The presentation that blew me away, however, was by G. William Hoagland, Senior Vice President, of the Bipartisan Policy Center, which is “a non-profit organization that drives principled solutions through rigorous analysis, reasoned negotiation and respectful dialogue” that was founded by former Senate Majority Leaders Howard Baker, Tom Daschle, Bob Dole and George Mitchell.  Hoagland’s message was couched in polite, almost apologetic terms, but I would translate it thus:

“If you think you’re going to find more government money to improve long-term care, you are out of your minds.  Social Security, Medicare and Medicaid are already in deep financial trouble; they’re sinking fast; and you will have to find some way to divert most people to private LTC financing in the future.”

Hoagland emphasized that LTC spending went from mostly out-of-pocket personal expenditures in 1970 to mostly Medicaid and Medicare spending now.  He left the Commission with two major “take aways.”

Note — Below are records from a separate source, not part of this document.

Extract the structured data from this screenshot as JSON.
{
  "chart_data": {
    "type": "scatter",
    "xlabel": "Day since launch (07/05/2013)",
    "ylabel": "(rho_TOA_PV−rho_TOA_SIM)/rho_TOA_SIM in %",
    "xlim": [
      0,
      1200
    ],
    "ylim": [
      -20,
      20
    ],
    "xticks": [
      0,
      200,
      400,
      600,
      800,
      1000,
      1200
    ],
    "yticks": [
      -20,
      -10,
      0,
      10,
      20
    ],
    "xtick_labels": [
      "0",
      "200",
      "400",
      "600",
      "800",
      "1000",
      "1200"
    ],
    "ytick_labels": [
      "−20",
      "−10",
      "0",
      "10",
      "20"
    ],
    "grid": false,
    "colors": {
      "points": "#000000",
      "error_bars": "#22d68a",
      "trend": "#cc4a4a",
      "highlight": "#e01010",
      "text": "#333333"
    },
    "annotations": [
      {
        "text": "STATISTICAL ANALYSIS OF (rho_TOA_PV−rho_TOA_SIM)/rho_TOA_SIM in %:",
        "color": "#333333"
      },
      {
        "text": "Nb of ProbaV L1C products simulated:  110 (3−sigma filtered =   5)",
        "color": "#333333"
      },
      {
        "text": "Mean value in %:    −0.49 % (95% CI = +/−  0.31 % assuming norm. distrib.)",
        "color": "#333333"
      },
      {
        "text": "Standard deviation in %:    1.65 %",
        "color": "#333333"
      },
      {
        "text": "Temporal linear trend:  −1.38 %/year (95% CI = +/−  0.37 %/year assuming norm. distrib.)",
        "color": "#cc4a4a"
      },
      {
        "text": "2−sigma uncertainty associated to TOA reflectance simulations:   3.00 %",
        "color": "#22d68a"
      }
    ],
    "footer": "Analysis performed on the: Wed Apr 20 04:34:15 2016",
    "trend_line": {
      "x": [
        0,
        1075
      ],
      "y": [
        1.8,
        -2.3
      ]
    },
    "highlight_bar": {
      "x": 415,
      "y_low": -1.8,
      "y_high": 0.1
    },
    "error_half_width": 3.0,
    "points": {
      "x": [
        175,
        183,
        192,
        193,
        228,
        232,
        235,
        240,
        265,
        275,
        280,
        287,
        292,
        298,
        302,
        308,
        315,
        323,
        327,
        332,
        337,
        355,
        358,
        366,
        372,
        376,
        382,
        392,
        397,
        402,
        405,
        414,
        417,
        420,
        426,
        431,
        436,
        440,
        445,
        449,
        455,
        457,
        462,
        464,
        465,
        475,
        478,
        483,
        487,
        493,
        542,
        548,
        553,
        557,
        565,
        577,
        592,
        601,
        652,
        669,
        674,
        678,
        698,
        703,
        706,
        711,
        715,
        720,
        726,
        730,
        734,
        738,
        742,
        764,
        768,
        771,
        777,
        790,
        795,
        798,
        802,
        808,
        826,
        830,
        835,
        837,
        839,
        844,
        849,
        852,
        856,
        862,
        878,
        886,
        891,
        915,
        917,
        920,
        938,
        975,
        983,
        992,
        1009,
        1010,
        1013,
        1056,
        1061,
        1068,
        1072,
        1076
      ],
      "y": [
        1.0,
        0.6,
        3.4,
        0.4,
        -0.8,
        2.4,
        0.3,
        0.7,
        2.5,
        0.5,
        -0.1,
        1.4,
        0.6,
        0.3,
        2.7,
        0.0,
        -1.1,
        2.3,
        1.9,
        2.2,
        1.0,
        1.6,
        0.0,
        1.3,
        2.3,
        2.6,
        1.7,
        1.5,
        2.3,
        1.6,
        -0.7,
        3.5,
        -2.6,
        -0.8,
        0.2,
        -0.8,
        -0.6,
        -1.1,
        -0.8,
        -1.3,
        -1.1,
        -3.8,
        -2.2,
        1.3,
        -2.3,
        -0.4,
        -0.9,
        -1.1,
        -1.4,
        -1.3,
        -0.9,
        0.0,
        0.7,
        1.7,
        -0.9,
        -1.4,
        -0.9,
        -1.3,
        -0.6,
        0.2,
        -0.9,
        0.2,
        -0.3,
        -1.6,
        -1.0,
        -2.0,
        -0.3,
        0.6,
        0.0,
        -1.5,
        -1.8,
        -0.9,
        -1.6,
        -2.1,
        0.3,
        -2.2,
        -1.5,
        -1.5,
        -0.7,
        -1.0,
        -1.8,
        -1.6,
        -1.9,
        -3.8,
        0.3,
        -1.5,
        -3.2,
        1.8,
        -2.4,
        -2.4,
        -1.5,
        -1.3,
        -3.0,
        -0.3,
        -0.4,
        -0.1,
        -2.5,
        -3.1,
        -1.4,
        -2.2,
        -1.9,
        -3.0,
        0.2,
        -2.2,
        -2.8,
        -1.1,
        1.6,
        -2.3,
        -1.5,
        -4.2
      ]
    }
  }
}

1.  Medicare and Medicaid have become the major LTC funding sources but cannot continue so payment reforms are necessary and alternatives must be found for financing LTC.
2.  By making access to LTC available after the insurable event has occurred, Medicaid and Medicare have ended up paying for the most expensive care and cannot afford to do so going forward.

Hoagland concluded that well-intentioned, commendable intent has left America with a current system that discourages long-term care planning, overwhelms state/federal budgets, and limits care available to people who need it.  His arguments were in perfect synch with ones we’ve made year after year in our annual “LTC Bullet:  So What if the Government Pays for Most Long-Term Care?

What I didn’t hear a lot of at yesterday’s LTC Commission meeting were the usual bleating calls for more public spending on long-term care.  Even the strongest advocates for a government takeover of long-term care restrained their fire.  They were brought up short by the hard budget realities. 

What I did hear a lot more about than I expected were puzzled queries about Medicaid “spend down.”  If Medicaid requires impoverishment, how come Medicaid pays for most expensive LTC?  Why do studies show Medicaid crowds out most of the LTC insurance market?  What accounts for recent studies that prove the affluent get as much or more from Medicaid than the poor?

Simplistic dodges of these questions gained no traction.  The obvious observation that people don’t know who pays for LTC and so they can’t be deciding not to buy private insurance because they’re planning to go on Medicaid answers nothing.  That’s not how it works.  Rather, Medicaid has paid for most expensive LTC for nearly 50 years which has desensitized the public to LTC risk and cost.  It’s not that they are planning to go on Medicaid.  It’s that their denial of LTC risk has been enabled by the reality that Medicaid has paid and continues to pay for most expensive care.

If the LTC Commission stays on its current course of acknowledging the fiscal crisis, demanding an explanation about how and whether Medicaid spend down really works, and refusing to gaze thoughtlessly at the chimera of Medicare Part X or mandatory government LTC insurance, there is maybe some hope their deliberations will bear meaningful fruit.

In the meantime, if they’d just read the six succinct briefing papers in “How to Fix Long-Term Care,” they’d be off to an even better start.